The divergence between net margin and FCF margin has widened significantly. Net profitability reached a record 21.1% in 4Q25, the highest in our database going back to 2011. At the same time, FCF margin sits at 12.8%, the lowest on record, tied with the 3Q25 result. FCF is cash from operations minus capex and is generally a more reliable profit metric than net income. The gap reflects the brutal math of the AI arms race: because FCF is operating cash minus capex, the hyperscaler heavyweights risk cannibalizing their own liquidity with their immense capex spend. Microsoft, Alphabet, and Meta are reporting good net income, but are eating into cash reserves as they race to build more GPU clusters. Amazon and Oracle remain in the same cycle, trading liquid cash for hard infrastructure with long payoff horizons.
On a per-employee basis, Apple and Meta are leaders in FCF, generating $740K and $585K per employee respectively over the last 12 months. Apple's high figures reflect its cautious stance on AI-related capex. In terms of FCF margins by company, Apple leads at 28% and Meta follows at 23%. At the other end, Oracle, Baidu, and Alibaba all recorded negative FCF margins, reflecting heavy build-ahead phases where massive capex for AI infrastructure is being recognized immediately while resulting revenue lags. Margin compression at Alibaba and Tencent reflects a different struggle: navigating a weakened Chinese economy and intense competition while ramping up AI spend.
Regulatory fines and civil lawsuits represent a persistent, though minor, risk to profitability. Hyperscalers consistently treat this as a cost of doing business, often ignoring rulings, aggressively fighting them in court, and using public relations to minimize backlash, moving far from the earlier "don't be evil" philosophy.
Headcount growth across the hyperscale sector was flat at 0.0% YoY in 4Q25, a sharp contrast to the 2019-25 CAGR of 7.1%. Meta and Amazon have both announced layoffs entering 1Q26, and Microsoft has frozen hiring in several groups. Total headcount is a tricky metric in hyperscale, as the sector's employee base is influenced heavily by logistics, fulfillment, and delivery employees at companies like Amazon, Alibaba, and JD.Com. Among the more tech-centric hyperscalers, the direction is clearly downward.
The hyperscale business model is built around massive economies of scale, with investment concentrated in areas where the marginal cost of production can approach zero. Many hyperscaler executives would be happy to see headcount fall significantly and rely on AI platforms to run more of their operations over time. That is clearly the industry's direction. Revenue per employee and net PP&E per employee have both made sizable gains in the last 2-3 years, and those trends are likely to continue.

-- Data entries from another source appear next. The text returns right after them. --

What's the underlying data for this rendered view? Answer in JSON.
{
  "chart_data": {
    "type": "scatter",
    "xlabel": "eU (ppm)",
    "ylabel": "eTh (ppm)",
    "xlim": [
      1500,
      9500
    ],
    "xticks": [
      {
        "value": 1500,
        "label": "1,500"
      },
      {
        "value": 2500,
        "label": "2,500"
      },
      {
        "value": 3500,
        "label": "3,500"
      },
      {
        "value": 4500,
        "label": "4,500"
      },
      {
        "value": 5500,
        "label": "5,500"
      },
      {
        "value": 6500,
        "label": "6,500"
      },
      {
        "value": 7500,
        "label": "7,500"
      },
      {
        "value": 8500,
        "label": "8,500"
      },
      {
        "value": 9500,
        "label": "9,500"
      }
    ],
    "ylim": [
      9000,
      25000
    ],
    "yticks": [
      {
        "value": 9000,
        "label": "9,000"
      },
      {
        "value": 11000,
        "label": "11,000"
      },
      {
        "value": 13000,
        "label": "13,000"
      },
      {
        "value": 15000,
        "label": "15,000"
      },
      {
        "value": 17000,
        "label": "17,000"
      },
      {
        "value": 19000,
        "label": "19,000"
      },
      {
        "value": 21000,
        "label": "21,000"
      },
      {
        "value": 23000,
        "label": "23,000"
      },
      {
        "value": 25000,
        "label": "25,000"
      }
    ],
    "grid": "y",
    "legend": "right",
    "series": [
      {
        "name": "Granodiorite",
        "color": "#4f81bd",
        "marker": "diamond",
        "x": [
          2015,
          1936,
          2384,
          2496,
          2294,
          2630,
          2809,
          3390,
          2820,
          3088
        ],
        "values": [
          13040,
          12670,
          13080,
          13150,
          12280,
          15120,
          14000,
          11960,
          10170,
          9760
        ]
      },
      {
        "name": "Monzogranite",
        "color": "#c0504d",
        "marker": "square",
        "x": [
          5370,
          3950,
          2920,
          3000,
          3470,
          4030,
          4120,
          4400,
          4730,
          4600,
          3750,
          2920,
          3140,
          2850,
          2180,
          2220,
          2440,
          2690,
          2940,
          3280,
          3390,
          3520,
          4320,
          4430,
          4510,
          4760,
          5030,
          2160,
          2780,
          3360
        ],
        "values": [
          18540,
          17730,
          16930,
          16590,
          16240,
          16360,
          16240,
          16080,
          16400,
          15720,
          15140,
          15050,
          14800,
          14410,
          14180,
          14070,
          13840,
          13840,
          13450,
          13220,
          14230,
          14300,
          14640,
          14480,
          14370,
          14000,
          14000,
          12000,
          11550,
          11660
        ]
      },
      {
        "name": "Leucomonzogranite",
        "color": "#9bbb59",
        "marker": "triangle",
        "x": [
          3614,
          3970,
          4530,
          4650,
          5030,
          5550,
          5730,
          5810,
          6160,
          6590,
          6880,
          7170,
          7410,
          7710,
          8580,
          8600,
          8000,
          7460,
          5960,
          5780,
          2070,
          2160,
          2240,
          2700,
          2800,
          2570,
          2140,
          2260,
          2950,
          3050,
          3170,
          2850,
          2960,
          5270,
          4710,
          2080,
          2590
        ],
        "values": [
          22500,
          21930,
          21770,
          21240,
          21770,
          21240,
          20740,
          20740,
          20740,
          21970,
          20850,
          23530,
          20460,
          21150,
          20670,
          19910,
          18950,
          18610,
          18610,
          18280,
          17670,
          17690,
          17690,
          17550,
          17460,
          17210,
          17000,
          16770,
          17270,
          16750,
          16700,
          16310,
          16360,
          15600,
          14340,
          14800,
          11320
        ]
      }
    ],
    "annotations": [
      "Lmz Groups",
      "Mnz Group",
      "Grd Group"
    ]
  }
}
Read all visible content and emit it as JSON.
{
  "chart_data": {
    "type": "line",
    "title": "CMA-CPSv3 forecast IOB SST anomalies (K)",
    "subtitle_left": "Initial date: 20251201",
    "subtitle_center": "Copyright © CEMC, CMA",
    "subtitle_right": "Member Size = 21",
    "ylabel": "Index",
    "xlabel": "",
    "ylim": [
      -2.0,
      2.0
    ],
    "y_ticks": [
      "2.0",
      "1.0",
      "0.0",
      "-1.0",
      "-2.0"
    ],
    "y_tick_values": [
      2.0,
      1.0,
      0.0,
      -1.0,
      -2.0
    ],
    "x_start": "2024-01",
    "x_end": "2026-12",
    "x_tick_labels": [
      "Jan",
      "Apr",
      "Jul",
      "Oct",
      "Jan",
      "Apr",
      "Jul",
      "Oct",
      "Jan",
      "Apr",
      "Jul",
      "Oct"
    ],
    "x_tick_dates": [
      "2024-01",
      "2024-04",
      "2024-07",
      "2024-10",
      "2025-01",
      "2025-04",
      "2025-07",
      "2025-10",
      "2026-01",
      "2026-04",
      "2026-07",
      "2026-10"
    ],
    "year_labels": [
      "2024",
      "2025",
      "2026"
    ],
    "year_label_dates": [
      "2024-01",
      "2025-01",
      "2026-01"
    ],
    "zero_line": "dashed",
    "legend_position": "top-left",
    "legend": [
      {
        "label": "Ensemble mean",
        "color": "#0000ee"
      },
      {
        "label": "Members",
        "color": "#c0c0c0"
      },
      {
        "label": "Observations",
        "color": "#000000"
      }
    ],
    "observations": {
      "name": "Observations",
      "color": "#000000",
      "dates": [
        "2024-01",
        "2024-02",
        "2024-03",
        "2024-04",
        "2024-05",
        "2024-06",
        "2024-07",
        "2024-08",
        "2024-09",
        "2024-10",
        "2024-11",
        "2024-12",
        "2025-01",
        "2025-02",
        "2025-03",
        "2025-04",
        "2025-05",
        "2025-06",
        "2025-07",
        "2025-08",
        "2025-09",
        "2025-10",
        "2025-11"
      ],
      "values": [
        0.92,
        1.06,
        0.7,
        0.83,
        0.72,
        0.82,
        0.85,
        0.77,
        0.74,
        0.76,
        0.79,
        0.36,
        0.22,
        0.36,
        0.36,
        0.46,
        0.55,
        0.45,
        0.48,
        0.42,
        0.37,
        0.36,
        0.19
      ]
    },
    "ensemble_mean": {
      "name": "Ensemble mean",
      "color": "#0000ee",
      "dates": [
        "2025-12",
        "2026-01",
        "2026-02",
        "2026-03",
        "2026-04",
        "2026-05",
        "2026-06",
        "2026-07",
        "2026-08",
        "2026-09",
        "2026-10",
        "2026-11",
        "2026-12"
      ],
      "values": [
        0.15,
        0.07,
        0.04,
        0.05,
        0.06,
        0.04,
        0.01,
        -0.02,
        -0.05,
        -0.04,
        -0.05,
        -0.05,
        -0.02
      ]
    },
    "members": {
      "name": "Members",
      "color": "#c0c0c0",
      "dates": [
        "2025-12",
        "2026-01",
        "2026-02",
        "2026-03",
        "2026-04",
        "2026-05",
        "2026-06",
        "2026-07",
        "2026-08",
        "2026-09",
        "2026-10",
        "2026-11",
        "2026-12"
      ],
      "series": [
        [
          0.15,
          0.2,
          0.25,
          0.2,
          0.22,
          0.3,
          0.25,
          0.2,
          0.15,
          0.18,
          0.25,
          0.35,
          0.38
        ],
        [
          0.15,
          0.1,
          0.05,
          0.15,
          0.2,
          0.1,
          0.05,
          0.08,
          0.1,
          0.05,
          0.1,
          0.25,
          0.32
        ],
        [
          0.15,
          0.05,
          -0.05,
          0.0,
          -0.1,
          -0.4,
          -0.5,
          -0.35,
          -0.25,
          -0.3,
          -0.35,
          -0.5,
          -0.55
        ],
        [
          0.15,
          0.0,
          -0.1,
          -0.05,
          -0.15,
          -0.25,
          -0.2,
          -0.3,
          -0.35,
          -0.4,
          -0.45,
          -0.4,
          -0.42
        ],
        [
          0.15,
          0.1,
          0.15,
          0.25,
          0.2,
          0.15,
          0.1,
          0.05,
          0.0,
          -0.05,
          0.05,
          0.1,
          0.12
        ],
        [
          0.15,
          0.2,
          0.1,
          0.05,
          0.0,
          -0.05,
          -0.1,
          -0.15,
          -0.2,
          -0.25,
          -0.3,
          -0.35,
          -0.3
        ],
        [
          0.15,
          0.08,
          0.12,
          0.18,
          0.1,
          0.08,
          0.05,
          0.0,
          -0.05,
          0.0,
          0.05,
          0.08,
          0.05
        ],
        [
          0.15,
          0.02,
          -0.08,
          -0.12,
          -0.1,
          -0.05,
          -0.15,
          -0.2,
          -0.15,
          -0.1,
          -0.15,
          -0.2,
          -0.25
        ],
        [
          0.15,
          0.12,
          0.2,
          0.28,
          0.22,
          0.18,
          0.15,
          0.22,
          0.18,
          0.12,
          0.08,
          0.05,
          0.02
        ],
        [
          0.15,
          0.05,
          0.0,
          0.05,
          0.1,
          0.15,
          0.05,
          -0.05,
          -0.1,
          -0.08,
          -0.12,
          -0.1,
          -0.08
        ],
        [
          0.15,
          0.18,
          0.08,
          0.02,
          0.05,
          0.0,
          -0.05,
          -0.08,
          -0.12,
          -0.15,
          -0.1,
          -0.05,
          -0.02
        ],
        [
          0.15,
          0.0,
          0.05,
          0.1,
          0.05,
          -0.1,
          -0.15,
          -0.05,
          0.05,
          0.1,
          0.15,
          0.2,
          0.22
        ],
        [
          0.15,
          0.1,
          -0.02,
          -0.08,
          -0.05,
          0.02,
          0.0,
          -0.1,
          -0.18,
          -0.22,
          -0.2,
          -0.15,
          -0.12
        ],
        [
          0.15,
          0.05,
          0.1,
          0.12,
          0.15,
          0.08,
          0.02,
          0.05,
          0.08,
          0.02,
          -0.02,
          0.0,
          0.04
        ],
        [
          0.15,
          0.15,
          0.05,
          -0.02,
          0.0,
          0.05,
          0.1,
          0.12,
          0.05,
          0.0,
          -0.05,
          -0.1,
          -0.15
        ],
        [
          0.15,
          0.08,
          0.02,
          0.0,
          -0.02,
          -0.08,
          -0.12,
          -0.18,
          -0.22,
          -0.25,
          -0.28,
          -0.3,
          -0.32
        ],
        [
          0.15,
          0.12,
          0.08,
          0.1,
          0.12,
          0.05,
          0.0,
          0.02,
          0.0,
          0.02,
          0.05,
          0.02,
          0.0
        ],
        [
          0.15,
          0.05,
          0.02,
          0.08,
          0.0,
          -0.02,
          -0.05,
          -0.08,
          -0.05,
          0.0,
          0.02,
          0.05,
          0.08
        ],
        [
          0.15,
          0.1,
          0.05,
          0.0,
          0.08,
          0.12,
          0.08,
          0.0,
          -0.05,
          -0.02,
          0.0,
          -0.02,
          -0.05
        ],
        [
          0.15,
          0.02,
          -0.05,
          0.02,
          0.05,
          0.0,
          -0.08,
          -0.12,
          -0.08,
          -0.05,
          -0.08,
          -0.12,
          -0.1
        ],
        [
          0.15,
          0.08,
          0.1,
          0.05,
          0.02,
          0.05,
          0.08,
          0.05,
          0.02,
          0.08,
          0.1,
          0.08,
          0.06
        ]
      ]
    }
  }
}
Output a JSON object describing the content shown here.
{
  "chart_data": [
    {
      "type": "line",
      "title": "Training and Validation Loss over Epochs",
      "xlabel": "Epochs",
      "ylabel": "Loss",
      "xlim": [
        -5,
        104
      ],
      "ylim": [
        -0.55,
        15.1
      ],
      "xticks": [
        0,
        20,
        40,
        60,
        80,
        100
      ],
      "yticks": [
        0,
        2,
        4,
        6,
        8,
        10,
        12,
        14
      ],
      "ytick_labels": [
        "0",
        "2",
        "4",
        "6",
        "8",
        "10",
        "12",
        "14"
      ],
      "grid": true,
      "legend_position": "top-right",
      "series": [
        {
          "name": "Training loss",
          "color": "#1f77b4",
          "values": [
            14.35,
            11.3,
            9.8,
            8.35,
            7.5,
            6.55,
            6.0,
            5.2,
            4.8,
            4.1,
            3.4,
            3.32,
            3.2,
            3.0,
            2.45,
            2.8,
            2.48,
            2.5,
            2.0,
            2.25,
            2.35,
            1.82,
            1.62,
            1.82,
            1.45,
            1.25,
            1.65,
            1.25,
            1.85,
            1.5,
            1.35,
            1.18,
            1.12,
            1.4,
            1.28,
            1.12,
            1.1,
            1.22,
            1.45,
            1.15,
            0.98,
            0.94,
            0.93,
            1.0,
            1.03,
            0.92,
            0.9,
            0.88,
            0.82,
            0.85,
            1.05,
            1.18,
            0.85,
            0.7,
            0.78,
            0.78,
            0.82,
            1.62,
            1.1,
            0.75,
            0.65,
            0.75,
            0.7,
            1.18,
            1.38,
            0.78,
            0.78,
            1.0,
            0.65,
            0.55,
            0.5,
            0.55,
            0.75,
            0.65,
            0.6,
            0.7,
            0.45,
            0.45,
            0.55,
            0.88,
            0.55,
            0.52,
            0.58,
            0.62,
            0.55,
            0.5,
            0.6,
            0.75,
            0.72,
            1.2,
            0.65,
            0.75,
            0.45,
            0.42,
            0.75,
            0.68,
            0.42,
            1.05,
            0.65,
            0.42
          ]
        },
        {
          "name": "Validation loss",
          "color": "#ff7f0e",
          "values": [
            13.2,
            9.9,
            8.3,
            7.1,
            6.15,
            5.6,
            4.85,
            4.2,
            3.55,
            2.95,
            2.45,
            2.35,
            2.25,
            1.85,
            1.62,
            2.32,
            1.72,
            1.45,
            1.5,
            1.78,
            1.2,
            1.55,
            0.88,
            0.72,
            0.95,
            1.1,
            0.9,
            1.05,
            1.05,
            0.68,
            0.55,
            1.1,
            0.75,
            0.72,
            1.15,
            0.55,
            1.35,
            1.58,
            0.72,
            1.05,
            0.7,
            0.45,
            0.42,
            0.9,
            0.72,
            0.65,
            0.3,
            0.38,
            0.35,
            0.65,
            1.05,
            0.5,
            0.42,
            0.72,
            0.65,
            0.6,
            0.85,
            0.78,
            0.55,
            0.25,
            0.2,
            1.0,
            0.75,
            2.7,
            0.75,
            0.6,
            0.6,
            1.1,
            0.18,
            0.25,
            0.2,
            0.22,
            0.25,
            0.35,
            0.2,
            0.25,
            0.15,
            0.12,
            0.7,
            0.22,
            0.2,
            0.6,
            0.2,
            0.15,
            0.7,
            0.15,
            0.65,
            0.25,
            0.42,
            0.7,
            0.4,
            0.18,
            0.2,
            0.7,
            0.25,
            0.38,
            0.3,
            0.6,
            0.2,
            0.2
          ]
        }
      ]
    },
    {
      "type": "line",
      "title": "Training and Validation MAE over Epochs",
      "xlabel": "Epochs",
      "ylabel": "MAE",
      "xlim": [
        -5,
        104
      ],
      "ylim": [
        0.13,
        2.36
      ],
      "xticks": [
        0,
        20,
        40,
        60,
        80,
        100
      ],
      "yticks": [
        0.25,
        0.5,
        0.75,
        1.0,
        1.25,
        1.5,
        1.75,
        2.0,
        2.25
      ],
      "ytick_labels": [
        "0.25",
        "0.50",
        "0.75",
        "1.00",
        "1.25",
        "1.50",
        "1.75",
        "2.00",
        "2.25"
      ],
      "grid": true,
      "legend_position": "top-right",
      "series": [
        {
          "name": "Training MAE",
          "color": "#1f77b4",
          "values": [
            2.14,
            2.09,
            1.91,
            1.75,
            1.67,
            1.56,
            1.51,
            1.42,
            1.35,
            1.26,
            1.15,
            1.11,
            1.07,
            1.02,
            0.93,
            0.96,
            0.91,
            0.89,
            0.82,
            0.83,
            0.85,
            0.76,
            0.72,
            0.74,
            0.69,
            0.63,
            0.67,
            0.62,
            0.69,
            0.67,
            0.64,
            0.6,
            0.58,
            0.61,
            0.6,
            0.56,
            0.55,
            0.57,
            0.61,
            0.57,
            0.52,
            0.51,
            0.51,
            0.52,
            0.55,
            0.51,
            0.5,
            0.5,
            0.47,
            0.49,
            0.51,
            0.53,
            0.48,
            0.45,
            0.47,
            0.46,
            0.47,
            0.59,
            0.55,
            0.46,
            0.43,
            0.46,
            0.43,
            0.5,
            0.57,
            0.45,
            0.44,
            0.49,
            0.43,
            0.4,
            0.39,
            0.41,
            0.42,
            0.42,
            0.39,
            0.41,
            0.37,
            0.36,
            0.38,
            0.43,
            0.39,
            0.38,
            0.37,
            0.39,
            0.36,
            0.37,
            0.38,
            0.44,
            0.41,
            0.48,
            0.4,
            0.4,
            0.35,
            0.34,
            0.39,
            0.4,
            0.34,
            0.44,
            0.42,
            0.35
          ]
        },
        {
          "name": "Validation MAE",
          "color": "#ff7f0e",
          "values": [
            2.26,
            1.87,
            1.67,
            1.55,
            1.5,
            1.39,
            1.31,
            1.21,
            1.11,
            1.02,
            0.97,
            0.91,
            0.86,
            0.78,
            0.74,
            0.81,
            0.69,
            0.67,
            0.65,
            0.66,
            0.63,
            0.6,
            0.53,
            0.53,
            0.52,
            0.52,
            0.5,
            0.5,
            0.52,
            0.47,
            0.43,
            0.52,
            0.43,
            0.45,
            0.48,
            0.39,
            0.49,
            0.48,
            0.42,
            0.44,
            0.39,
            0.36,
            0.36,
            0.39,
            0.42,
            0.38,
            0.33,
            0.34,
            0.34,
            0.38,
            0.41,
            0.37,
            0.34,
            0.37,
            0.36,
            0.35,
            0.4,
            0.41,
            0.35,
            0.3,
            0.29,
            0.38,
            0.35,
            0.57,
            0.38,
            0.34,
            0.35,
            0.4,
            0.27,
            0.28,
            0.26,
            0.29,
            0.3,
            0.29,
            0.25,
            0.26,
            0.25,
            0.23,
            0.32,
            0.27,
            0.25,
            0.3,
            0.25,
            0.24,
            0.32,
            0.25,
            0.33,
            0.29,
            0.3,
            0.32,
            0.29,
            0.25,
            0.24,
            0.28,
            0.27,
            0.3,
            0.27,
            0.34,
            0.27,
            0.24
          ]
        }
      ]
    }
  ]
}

The Americas accounted for 46.4% of hyperscale revenues in 2025, a share that has held broadly stable since 2011 but edged up slightly over the last three years. In absolute terms, Americas revenues reached $1.399 trillion for the year, up 13.0% from 2024. Asia Pacific was the second largest region at $974 billion (+11.6%), followed by Europe at $550 billion (+15.8%) and MEA at $96 billion (+16.1%).
In 4Q25 specifically, Europe and MEA were the fastest-growing regions on a YoY basis, up 18.5% and 19.0% respectively, while Asia Pacific lagged slightly at 11.9%. The outperformance of Europe and MEA likely reflects continued international expansion by the major US-based hyperscalers, as well as a lower base. Asia Pacific's more modest growth reflects a mix of macro headwinds in China and the competitive pressures facing Alibaba, Baidu, and JD.Com noted elsewhere in this report.